Monday, October 28, 2013

Character Examination: Tony Stark


     Last week I reviewed Iron Man 3. I was asked afterwards to dig a little deeper into Tony Stark's character in this new movie, being questioned on whether or not Stark was more vulnerable here. The answer being yes, I decided it would be a good idea to examine how his character changed from Iron Man to The Avengers to Iron Man 3.

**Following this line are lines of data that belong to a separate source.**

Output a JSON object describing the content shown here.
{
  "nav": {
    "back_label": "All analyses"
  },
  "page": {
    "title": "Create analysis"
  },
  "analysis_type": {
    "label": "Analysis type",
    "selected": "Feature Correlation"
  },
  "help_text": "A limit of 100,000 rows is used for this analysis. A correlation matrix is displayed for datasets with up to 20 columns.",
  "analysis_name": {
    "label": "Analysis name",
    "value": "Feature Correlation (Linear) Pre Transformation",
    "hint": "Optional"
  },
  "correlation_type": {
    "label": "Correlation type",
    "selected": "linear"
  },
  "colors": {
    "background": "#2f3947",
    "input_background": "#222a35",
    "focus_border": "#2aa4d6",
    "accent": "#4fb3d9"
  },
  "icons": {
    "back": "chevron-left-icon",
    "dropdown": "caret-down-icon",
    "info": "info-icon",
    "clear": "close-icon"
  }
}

    If you haven't seen any of these movies, you may not be able to relate to this in the fullest sense. However, I'd still encourage you to read it for two reasons. 1) It's always good to read about how a character grows through his/her story, whether you're completely familiar with the character or not; it can give you ideas on how to add growth and depth to your own characters. 2) My slightly selfish reason: I'd like to know what you think of the post and if you'd like to see more "Character Examinations" in the future.

Tony Stark

     In Iron Man, we met Tony Stark, a genius on just about everything scientific, mathematical, and...who knows what else. He was arrogant, self-confident, and you could almost allow with good excuse; he is, literally, a know-it-all. I don't know about you, but I enjoy characters with such personalities and knowledge. I'm by no means even slightly knowledgeable in those areas, so it's fun to watch someone else who is, plus his snarky attitude can be a fun character on which to play off. Also, usually a character such as he comes with baggage, a ghost, some sort of secret. (Throughout the movies, we discover a big factor with this in that his father was also a genius and didn't show his son much attention or love.) 

      Does this stop Tony from being his usual self-serving persona? Nope, not really. We do discover he has a heart, of course, but a personality such as his can never truly be changed; at least certainly not overnight, or for that matter over the course of a couple movies. 

      In The Avengers, we see Stark is still ticked off about not being chosen to join the Avengers Initiative, the elite of the elitist. However, when he is finally recruited to join the ranks, his ego is boosted and his pride replenished. We start to see probably his first sign of real change in this story, though. For instance, his repulsion at being called a soldier by Captain America. Why do you think this is? Perhaps he doesn't want to be associated with the government; he'd rather keep himself free, dependent on only himself, not hindered by someone telling him what to do. Perhaps it's the association with war, death, and tyrants that makes his blood boil. Maybe it's because he's reminded of the soldiers he traveled with that died in the beginning of Iron Man
        He also makes a self-sacrifice by risking his life in order to protect his fellow superheroes and friends and the earth itself; a seemingly very contradictory action to his usual. 
        Finally, he opened himself up completely to a relationship with the woman he loved, Pepper Potts, and at the end of The Avengers we saw they were engaged (which, if you read my review on Iron Man 3, was never mentioned afterwards...annoying!!)

      However, in Iron Man 3, we see a side of Tony Stark that is shocking and never-seen-before. The confidence is gone, the self-reliance still there but full of doubt. He experiences PTSD (post-traumatic stress disorder) and panic attacks (which, I pause to say as someone who has experienced PTSD and has anxiety/panic attacks, those scenes were done quite well). He's literally scared to open up to anyone, to be close to Pepper, though his only desire is to keep her safe. As he said to her, "Things are different now. I have to protect the one thing that's important to me. That's you." Vulnerability isn't something we're use to seeing in this character, and yet you could say "overnight" it became his biggest issue.  
        When one's normal routine is heavily interrupted and the things we love most threatened, it's natural that we should experience raw emotions and discord. Stark's transition is a human process, but due to his previous disposition, the addition of these elements is a bit of a shock for the viewers. Empathy more than likely will arise with this character we are so used to, and the writers have employed this to catch our undivided attention and make us care about Stark's journey through dealing with his struggles.
        This brilliant component is a great tool for writer's when adding, as I mentioned before, growth to a character needing depth. In warning, though, just be sure not to give your character an immediate reversal. Stark still had his sense of humor and sarcasm. He wasn't made a new man from this experience, just a changed one.
What did you think of Tony Stark's change?
Have you ever written a character who had a complete turnabout as result of trauma?
Would you like to see more Character Examinations?